Why we are building mcp.hebo.ai
We were experimenting with agents and needed something quick to test whether MCP actually works —not only in theory, but end-to-end, against a real server. Most MCP servers we found lived on GitHub, which was great for learning, but meant self-hosting, wiring, and maintenance just to run an experiment.
At the same time, we kept discovering the same truth: there’s a whole class of things agents are not good at. Counting, validation, precise lookups, deterministic logic—these aren’t model problems, they need tools.
The official MCP SDK didn’t make this easier.
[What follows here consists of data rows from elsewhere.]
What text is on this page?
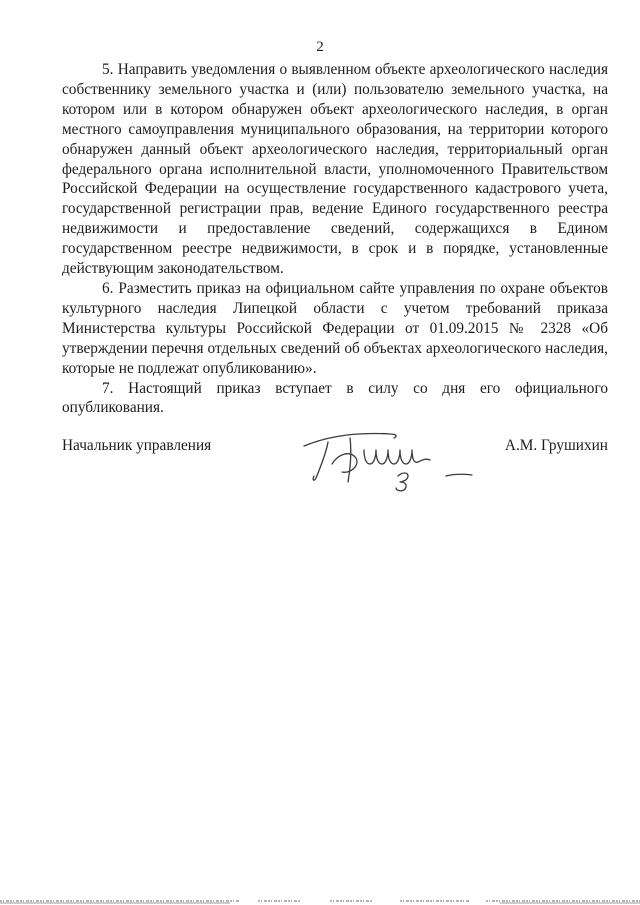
2

5. Направить уведомления о выявленном объекте археологического наследия собственнику земельного участка и (или) пользователю земельного участка, на котором или в котором обнаружен объект археологического наследия, в орган местного самоуправления муниципального образования, на территории которого обнаружен данный объект археологического наследия, территориальный орган федерального органа исполнительной власти, уполномоченного Правительством Российской Федерации на осуществление государственного кадастрового учета, государственной регистрации прав, ведение Единого государственного реестра недвижимости и предоставление сведений, содержащихся в Едином государственном реестре недвижимости, в срок и в порядке, установленные действующим законодательством.

6. Разместить приказ на официальном сайте управления по охране объектов культурного наследия Липецкой области с учетом требований приказа Министерства культуры Российской Федерации от 01.09.2015 № 2328 «Об утверждении перечня отдельных сведений об объектах археологического наследия, которые не подлежат опубликованию».

7. Настоящий приказ вступает в силу со дня его официального опубликования.

Начальник управления	А.М. Грушихин
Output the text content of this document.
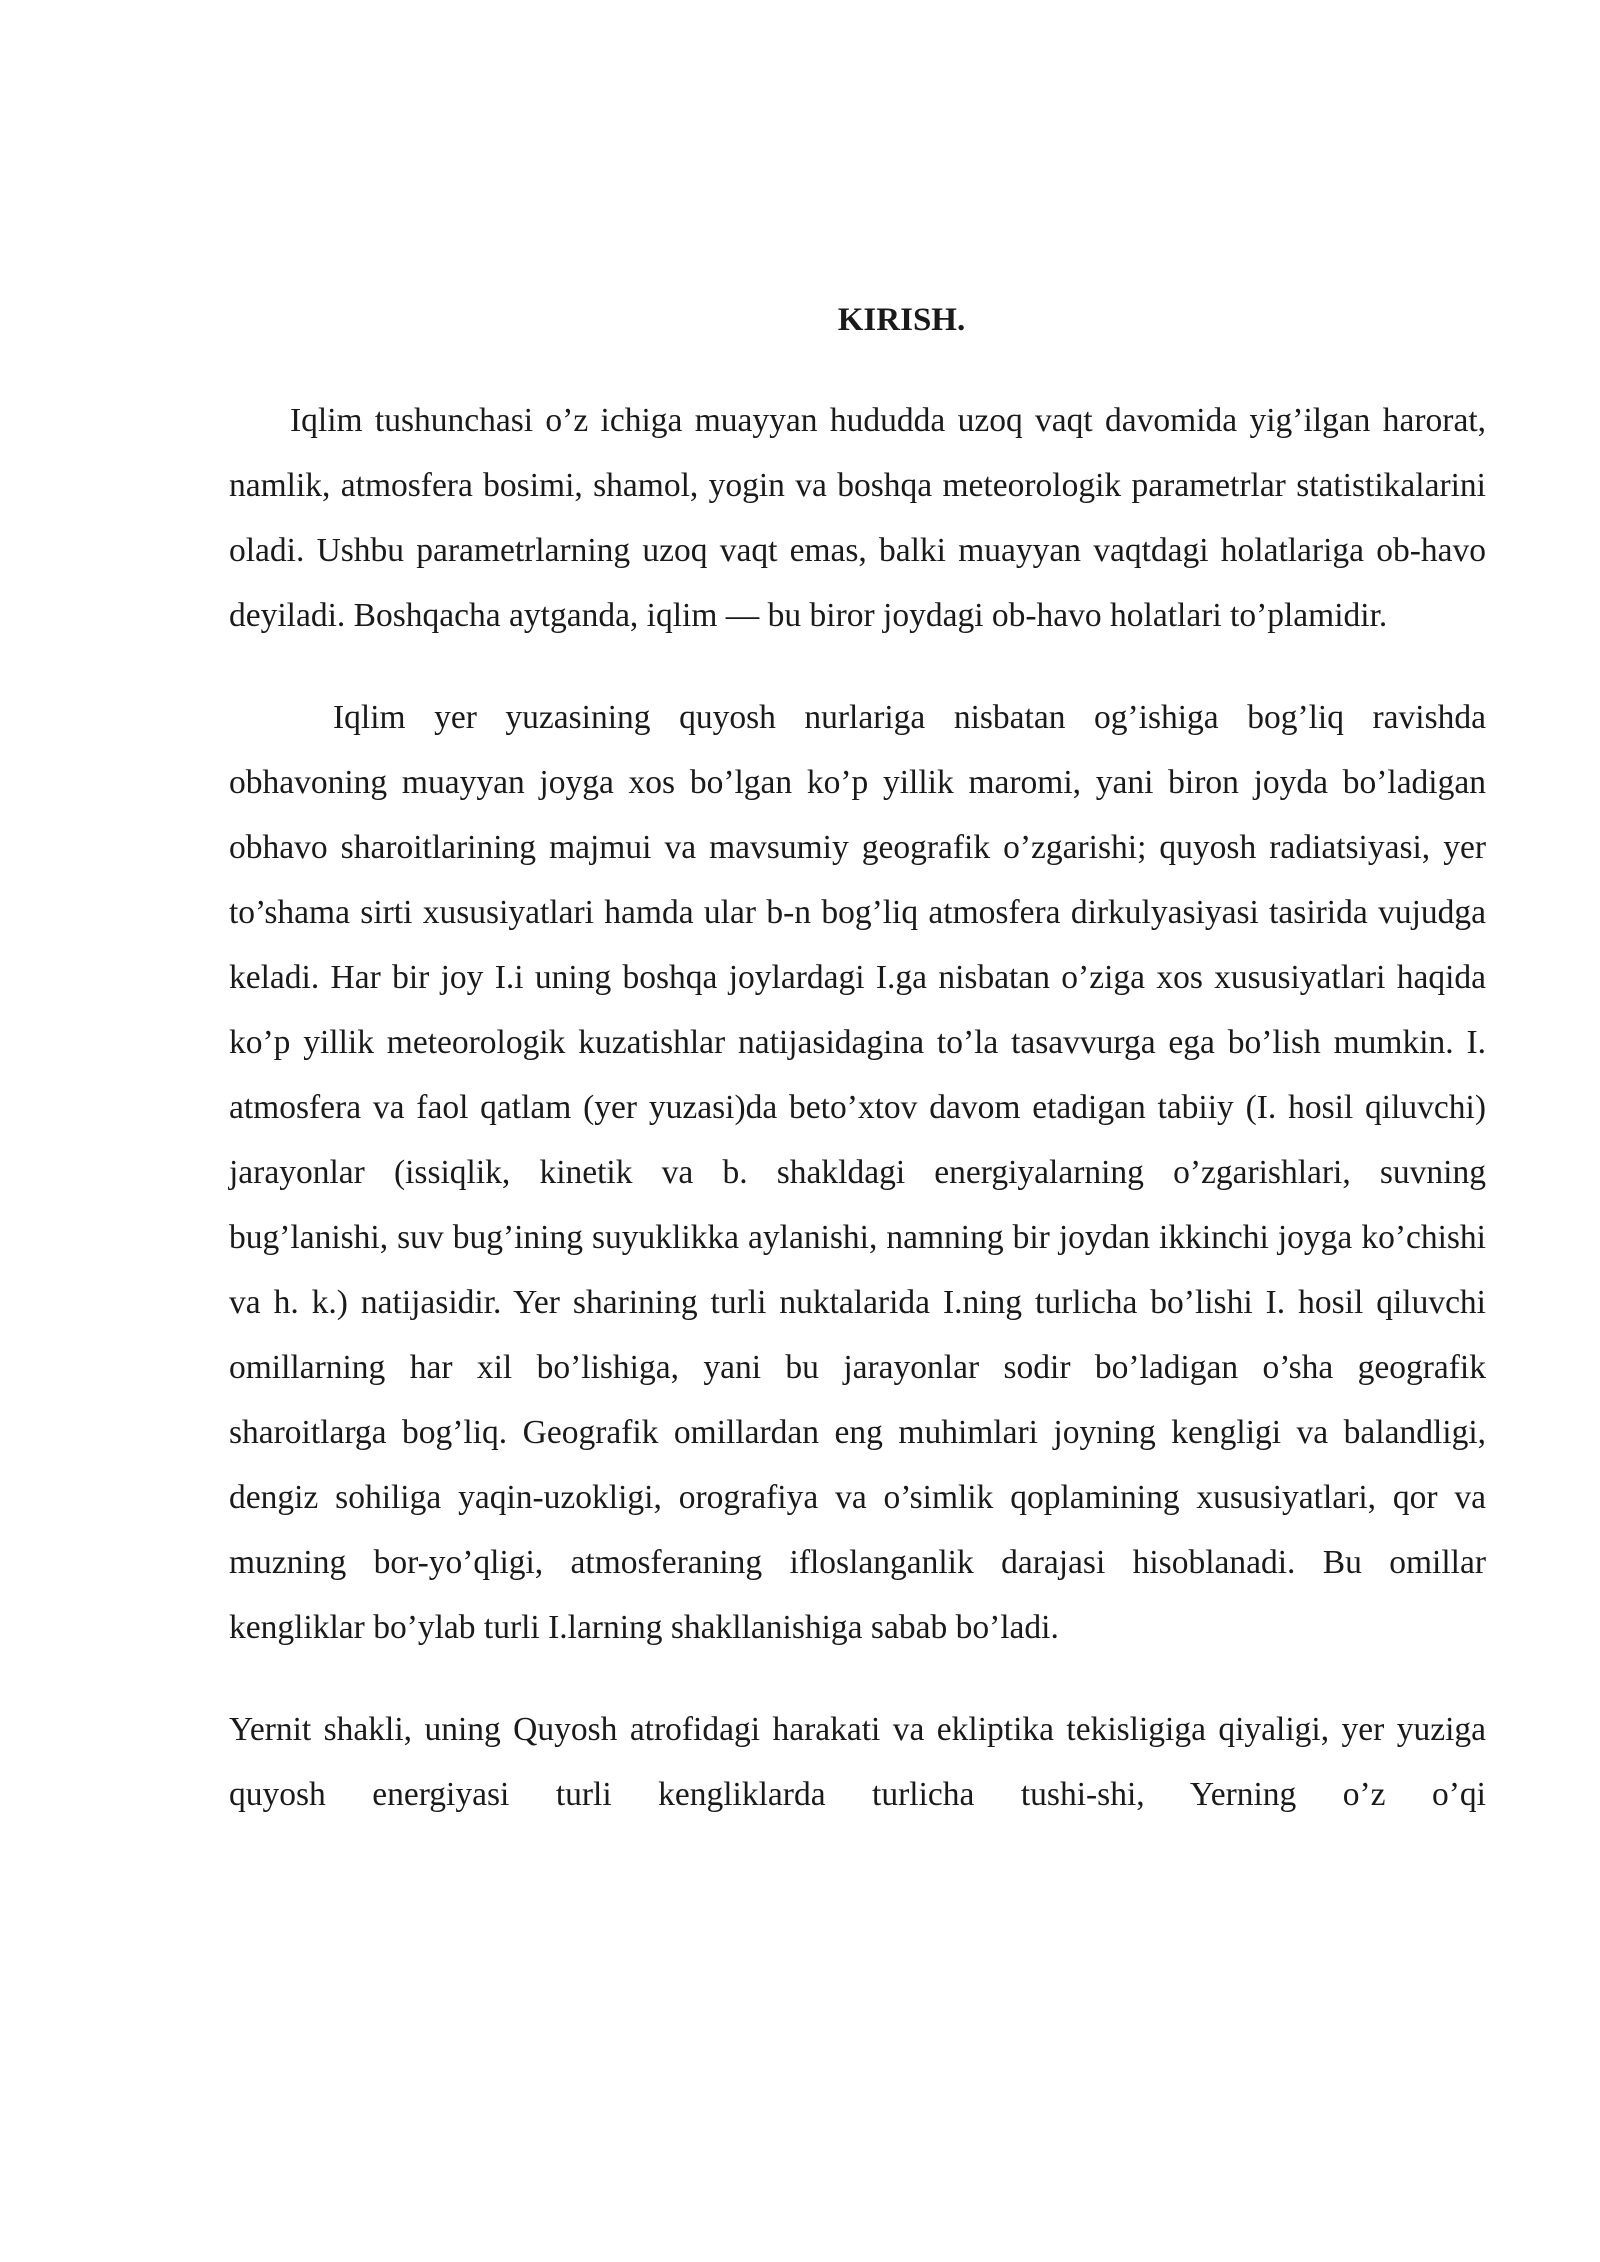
KIRISH.

Iqlim tushunchasi o’z ichiga muayyan hududda uzoq vaqt davomida yig’ilgan harorat, namlik, atmosfera bosimi, shamol, yogin va boshqa meteorologik parametrlar statistikalarini oladi. Ushbu parametrlarning uzoq vaqt emas, balki muayyan vaqtdagi holatlariga ob-havo deyiladi. Boshqacha aytganda, iqlim — bu biror joydagi ob-havo holatlari to’plamidir.

Iqlim yer yuzasining quyosh nurlariga nisbatan og’ishiga bog’liq ravishda obhavoning muayyan joyga xos bo’lgan ko’p yillik maromi, yani biron joyda bo’ladigan obhavo sharoitlarining majmui va mavsumiy geografik o’zgarishi; quyosh radiatsiyasi, yer to’shama sirti xususiyatlari hamda ular b-n bog’liq atmosfera dirkulyasiyasi tasirida vujudga keladi. Har bir joy I.i uning boshqa joylardagi I.ga nisbatan o’ziga xos xususiyatlari haqida ko’p yillik meteorologik kuzatishlar natijasidagina to’la tasavvurga ega bo’lish mumkin. I. atmosfera va faol qatlam (yer yuzasi)da beto’xtov davom etadigan tabiiy (I. hosil qiluvchi) jarayonlar (issiqlik, kinetik va b. shakldagi energiyalarning o’zgarishlari, suvning bug’lanishi, suv bug’ining suyuklikka aylanishi, namning bir joydan ikkinchi joyga ko’chishi va h. k.) natijasidir. Yer sharining turli nuktalarida I.ning turlicha bo’lishi I. hosil qiluvchi omillarning har xil bo’lishiga, yani bu jarayonlar sodir bo’ladigan o’sha geografik sharoitlarga bog’liq. Geografik omillardan eng muhimlari joyning kengligi va balandligi, dengiz sohiliga yaqin-uzokligi, orografiya va o’simlik qoplamining xususiyatlari, qor va muzning bor-yo’qligi, atmosferaning ifloslanganlik darajasi hisoblanadi. Bu omillar kengliklar bo’ylab turli I.larning shakllanishiga sabab bo’ladi.

Yernit shakli, uning Quyosh atrofidagi harakati va ekliptika tekisligiga qiyaligi, yer yuziga quyosh energiyasi turli kengliklarda turlicha tushi-shi, Yerning o’z o’qi
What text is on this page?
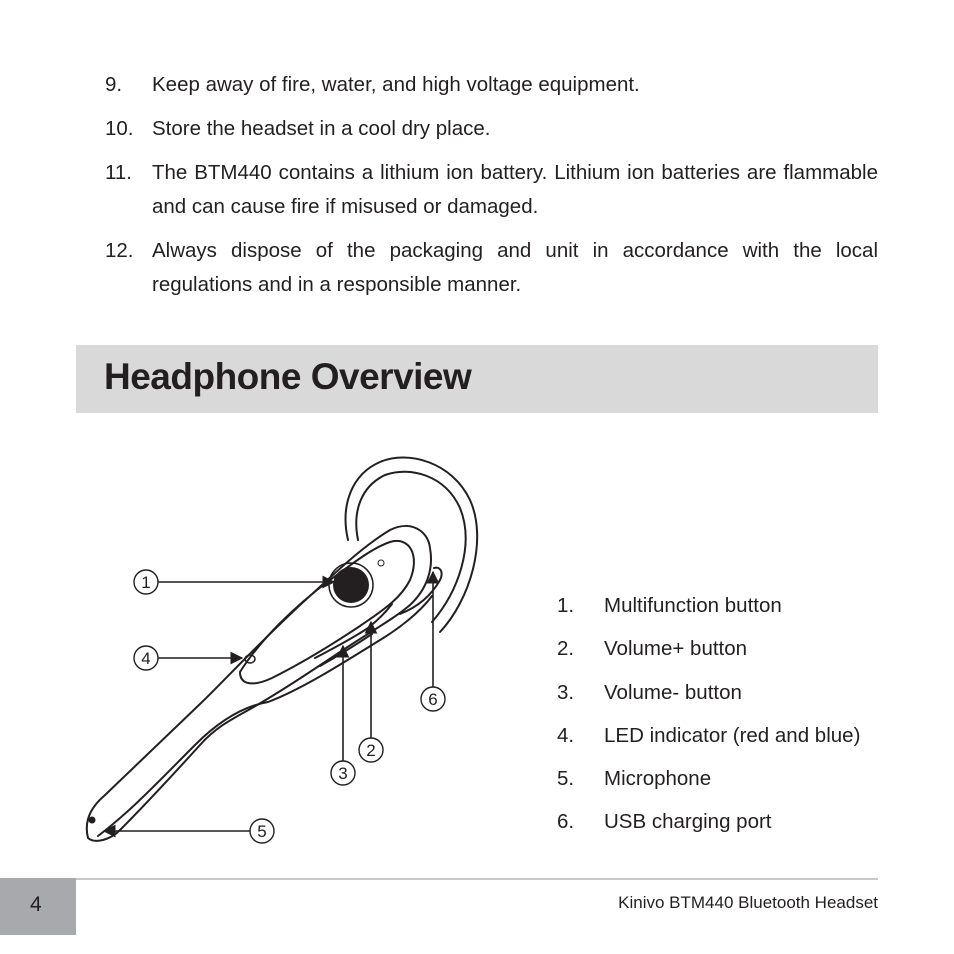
9.	Keep away of fire, water, and high voltage equipment.
10. Store the headset in a cool dry place.
11. The BTM440 contains a lithium ion battery. Lithium ion batteries are flammable and can cause fire if misused or damaged.
12. Always dispose of the packaging and unit in accordance with the local regulations and in a responsible manner.
Headphone Overview
1
4
5
3
2
6
1.	Multifunction button
2.	Volume+ button
3.	Volume- button
4.	LED indicator (red and blue)
5.	Microphone
6.	USB charging port
4	Kinivo BTM440 Bluetooth Headset
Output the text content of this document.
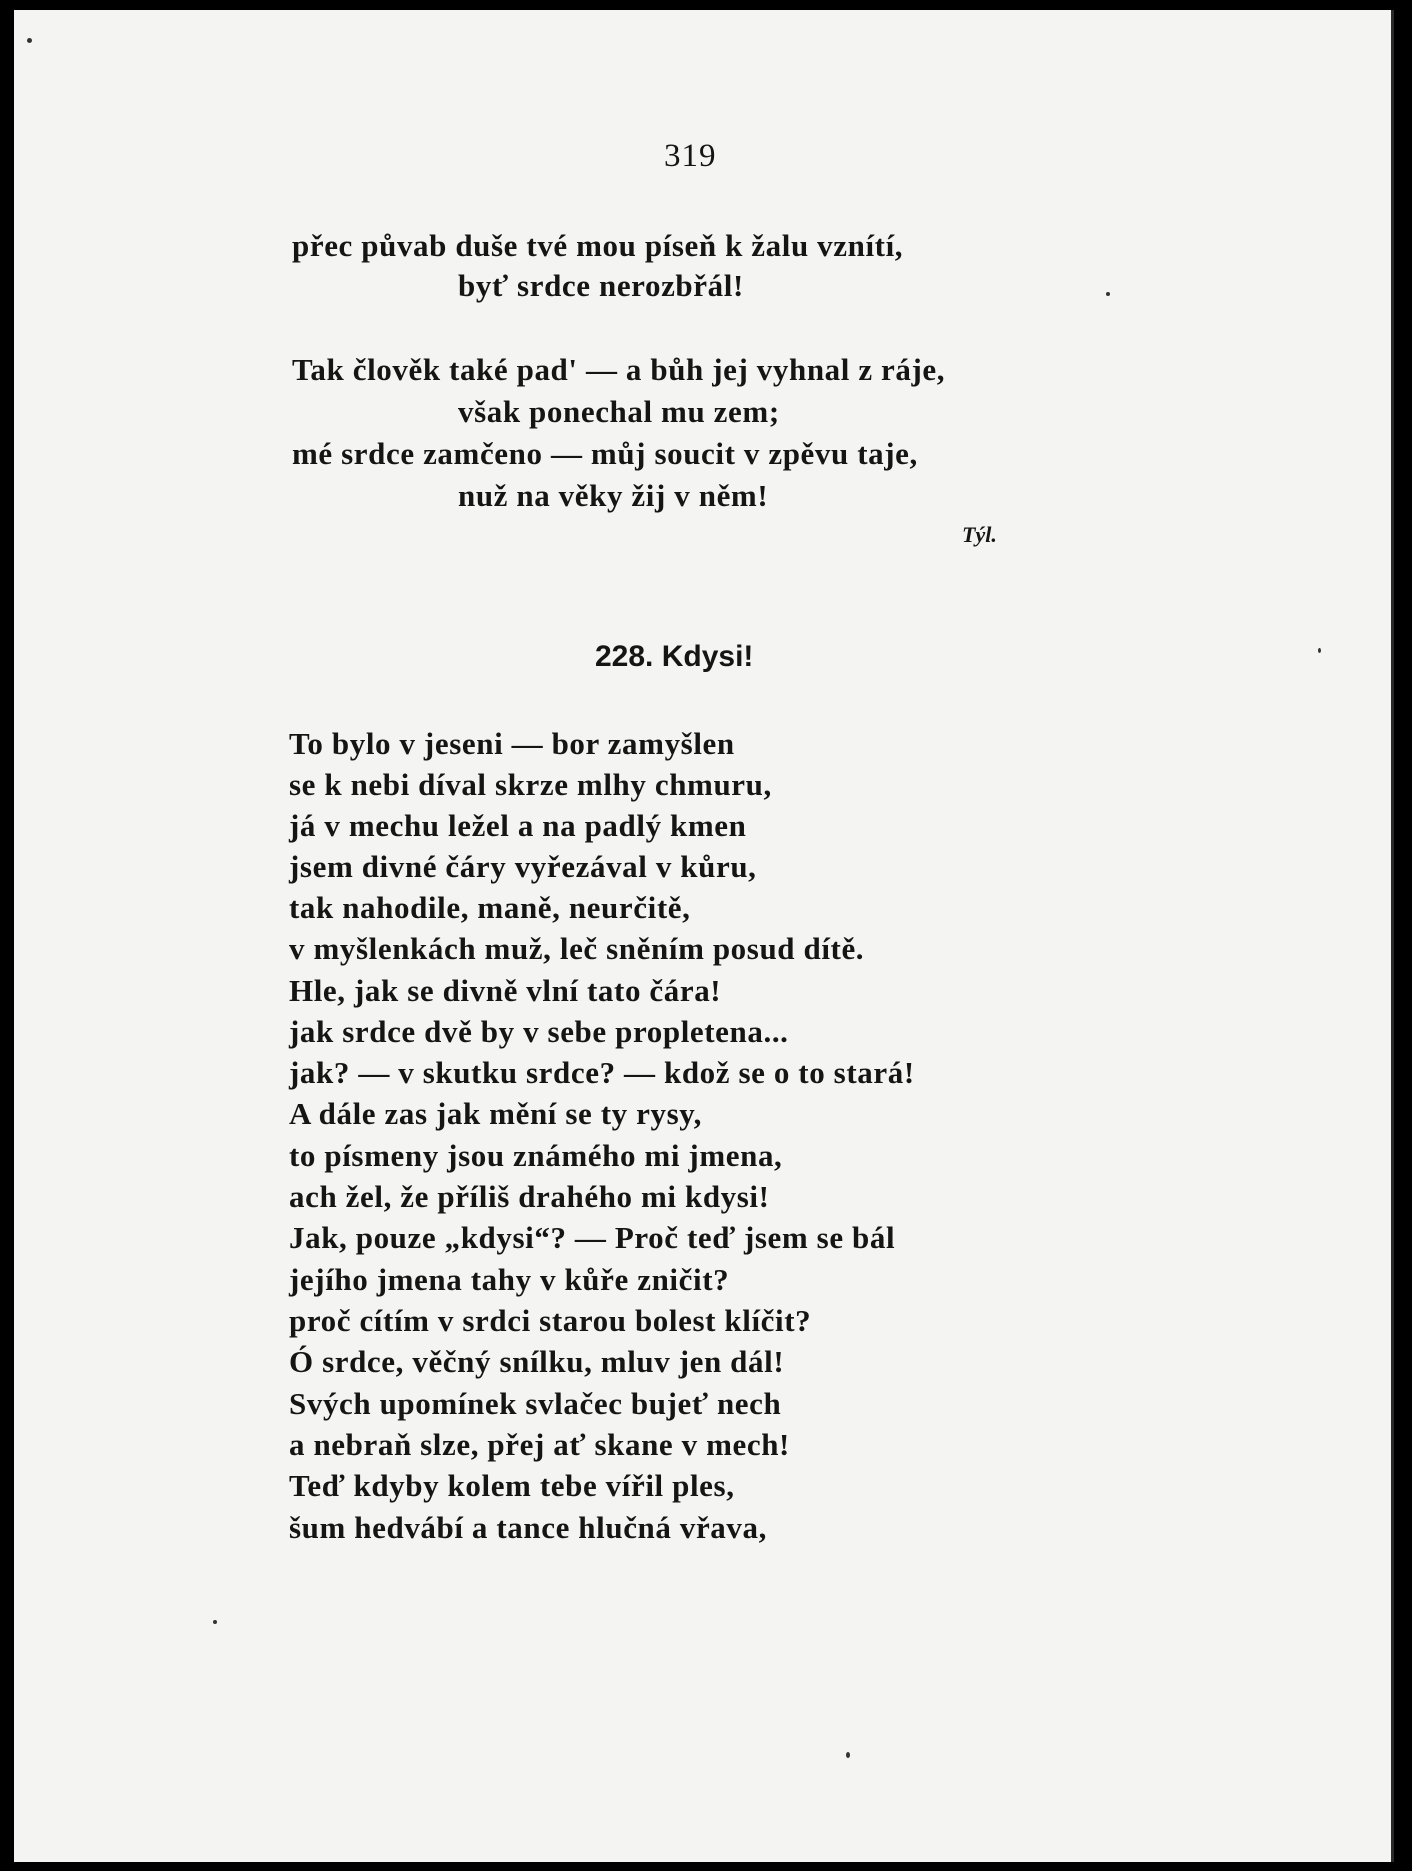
319
přec půvab duše tvé mou píseň k žalu vznítí,
byť srdce nerozbřál!
Tak člověk také pad' — a bůh jej vyhnal z ráje,
však ponechal mu zem;
mé srdce zamčeno — můj soucit v zpěvu taje,
nuž na věky žij v něm!
Týl.
228. Kdysi!
To bylo v jeseni — bor zamyšlen
se k nebi díval skrze mlhy chmuru,
já v mechu ležel a na padlý kmen
jsem divné čáry vyřezával v kůru,
tak nahodile, maně, neurčitě,
v myšlenkách muž, leč sněním posud dítě.
Hle, jak se divně vlní tato čára!
jak srdce dvě by v sebe propletena...
jak? — v skutku srdce? — kdož se o to stará!
A dále zas jak mění se ty rysy,
to písmeny jsou známého mi jmena,
ach žel, že příliš drahého mi kdysi!
Jak, pouze „kdysi“? — Proč teď jsem se bál
jejího jmena tahy v kůře zničit?
proč cítím v srdci starou bolest klíčit?
Ó srdce, věčný snílku, mluv jen dál!
Svých upomínek svlačec bujeť nech
a nebraň slze, přej ať skane v mech!
Teď kdyby kolem tebe vířil ples,
šum hedvábí a tance hlučná vřava,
While it has plenty of examples, they’re very low-level and often overly complicated, making it hard to see how everything fits together in a real system.
At the end of the day, tools are just simple functions with a human readable description of their functionality, which agents can use to decide when to call them. And MCP is just a way to access them remotely.
So mcp.hebo.ai became our shortcut: a live MCP server, real tools, and a place to prove MCP works by actually using it. What started as a test harness stuck around, because once the tools exist, you don’t want to rebuild them every time.
We’ll keep adding tools over time, focusing on the kinds of capabilities agents consistently struggle with. Join us on our journey via X (@heboai) or reach out to us on Discord.
Hebo MCP exists so experimenting with MCP doesn’t start with infrastructure—and agents don’t have to pretend they can do everything.